Every day before I got out of bed, I prayed for God to enable me to stand without feeling giddy. Every night before I went to sleep, I prayed for God to take away the nightmares and cold sweat at night. After 5 days of praying, and crying out for God's help and peace (literally), I've learnt to be thankful. For God for seeing me through this, to learn how to be grateful for even the smallest things, like standing upright without feeling dizzy at all. It surprises me every time, how God seems to reveal himself to you in one way or another.
This song was a timely reminder for me and I hope it works its way into you, too.
This song was a timely reminder for me and I hope it works its way into you, too.
Empty handed
but not forsaken
I've been set free
//
So take this heart Lord
I'll be your vessel
the world to see
Your life in me
To future Rachel when you are all well and healthy:
1. Remember that God will not forsake you, no matter how much isolation you might feel. God will never put you through things that you cannot go through.

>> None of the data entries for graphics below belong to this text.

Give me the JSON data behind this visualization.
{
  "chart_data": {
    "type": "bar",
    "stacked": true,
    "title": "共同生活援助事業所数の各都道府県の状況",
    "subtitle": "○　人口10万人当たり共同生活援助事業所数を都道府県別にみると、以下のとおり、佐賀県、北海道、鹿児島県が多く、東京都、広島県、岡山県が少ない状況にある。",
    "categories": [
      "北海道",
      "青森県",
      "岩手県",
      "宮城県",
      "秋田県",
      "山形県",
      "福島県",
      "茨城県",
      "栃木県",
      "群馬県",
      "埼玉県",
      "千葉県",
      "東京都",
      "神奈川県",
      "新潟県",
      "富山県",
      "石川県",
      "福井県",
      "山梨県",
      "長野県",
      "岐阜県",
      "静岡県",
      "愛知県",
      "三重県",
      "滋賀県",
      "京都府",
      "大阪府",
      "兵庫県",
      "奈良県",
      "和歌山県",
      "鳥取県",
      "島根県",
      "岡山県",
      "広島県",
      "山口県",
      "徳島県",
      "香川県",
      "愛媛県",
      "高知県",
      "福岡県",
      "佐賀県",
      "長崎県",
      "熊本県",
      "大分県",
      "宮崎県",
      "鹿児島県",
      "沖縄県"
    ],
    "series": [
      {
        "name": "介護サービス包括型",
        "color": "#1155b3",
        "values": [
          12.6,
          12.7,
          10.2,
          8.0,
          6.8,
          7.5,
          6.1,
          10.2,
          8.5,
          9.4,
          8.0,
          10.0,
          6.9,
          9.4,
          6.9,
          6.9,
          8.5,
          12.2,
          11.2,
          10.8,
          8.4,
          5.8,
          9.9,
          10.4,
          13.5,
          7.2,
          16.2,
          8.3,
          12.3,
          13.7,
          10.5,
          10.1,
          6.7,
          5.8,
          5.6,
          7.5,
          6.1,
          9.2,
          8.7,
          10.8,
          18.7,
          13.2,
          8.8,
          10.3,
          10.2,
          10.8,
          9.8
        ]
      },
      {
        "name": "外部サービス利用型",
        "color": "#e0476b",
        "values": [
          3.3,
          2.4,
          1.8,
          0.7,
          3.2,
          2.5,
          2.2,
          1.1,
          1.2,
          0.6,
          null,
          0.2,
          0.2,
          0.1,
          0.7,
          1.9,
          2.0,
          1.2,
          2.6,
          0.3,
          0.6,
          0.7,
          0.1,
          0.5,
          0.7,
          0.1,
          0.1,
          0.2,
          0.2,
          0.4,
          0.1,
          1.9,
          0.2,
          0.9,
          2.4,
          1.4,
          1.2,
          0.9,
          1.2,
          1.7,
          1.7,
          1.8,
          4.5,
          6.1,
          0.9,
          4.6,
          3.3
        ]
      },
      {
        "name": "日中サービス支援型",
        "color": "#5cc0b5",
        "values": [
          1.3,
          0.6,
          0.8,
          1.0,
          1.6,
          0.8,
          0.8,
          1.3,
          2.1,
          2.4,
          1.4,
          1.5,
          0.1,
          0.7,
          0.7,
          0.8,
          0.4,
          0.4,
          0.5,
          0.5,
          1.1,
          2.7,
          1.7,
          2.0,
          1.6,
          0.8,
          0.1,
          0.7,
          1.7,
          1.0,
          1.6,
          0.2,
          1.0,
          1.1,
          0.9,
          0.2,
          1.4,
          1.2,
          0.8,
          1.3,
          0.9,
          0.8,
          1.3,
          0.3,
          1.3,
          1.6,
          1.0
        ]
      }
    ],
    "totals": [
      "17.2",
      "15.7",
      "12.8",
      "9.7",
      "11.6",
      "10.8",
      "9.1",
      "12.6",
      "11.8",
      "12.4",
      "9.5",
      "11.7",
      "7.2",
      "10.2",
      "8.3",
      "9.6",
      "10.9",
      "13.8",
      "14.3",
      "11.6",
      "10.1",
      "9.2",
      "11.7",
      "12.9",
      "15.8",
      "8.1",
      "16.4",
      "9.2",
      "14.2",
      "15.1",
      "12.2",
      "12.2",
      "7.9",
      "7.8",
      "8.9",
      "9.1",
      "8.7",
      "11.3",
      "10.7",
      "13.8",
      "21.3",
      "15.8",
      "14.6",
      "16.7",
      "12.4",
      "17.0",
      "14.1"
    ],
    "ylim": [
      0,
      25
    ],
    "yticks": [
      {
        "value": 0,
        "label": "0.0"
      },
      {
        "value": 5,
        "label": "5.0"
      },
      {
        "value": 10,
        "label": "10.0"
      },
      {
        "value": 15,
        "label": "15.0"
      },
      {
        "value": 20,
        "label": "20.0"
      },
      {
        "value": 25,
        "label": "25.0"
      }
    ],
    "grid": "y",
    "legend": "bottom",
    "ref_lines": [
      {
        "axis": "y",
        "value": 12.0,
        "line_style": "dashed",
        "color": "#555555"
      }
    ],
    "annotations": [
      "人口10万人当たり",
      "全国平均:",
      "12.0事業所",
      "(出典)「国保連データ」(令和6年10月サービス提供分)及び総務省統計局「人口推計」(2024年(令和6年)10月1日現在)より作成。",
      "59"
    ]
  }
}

2. Family will always, always love you. This includes them taking a 30 minute drive to rub egg and glutinous rice flour all over your body because it would help in reducing the heatiness. It also includes them calling doctors all sorts of names because he couldn't prescribe you the right medication, which would also then lead to your mother speed posting you a whole bunch of medication from Singapore - first class.
3. Friends do indeed come and go, and even the one that you thought would come rushing to help you in your weakest will disappoint you. Stop taking words to heart so easily and trusting them 100%. People lie, too. Also, you're probably not as important to them as they are to you, so maybe stopping with the self indulgence might help...I'm still working on that lol. But hey, you know what? On the bright side, there are some friends that can be great pillars of strength when you least expect it. And those are the ones you should learn to treasure more in your life. :-)
I was blind, but now I see.
Till next time,
xx


1 comment:
Oh no :( Get well soon Rachel! And all the best for your exams! :) I'm sure you'll ace them!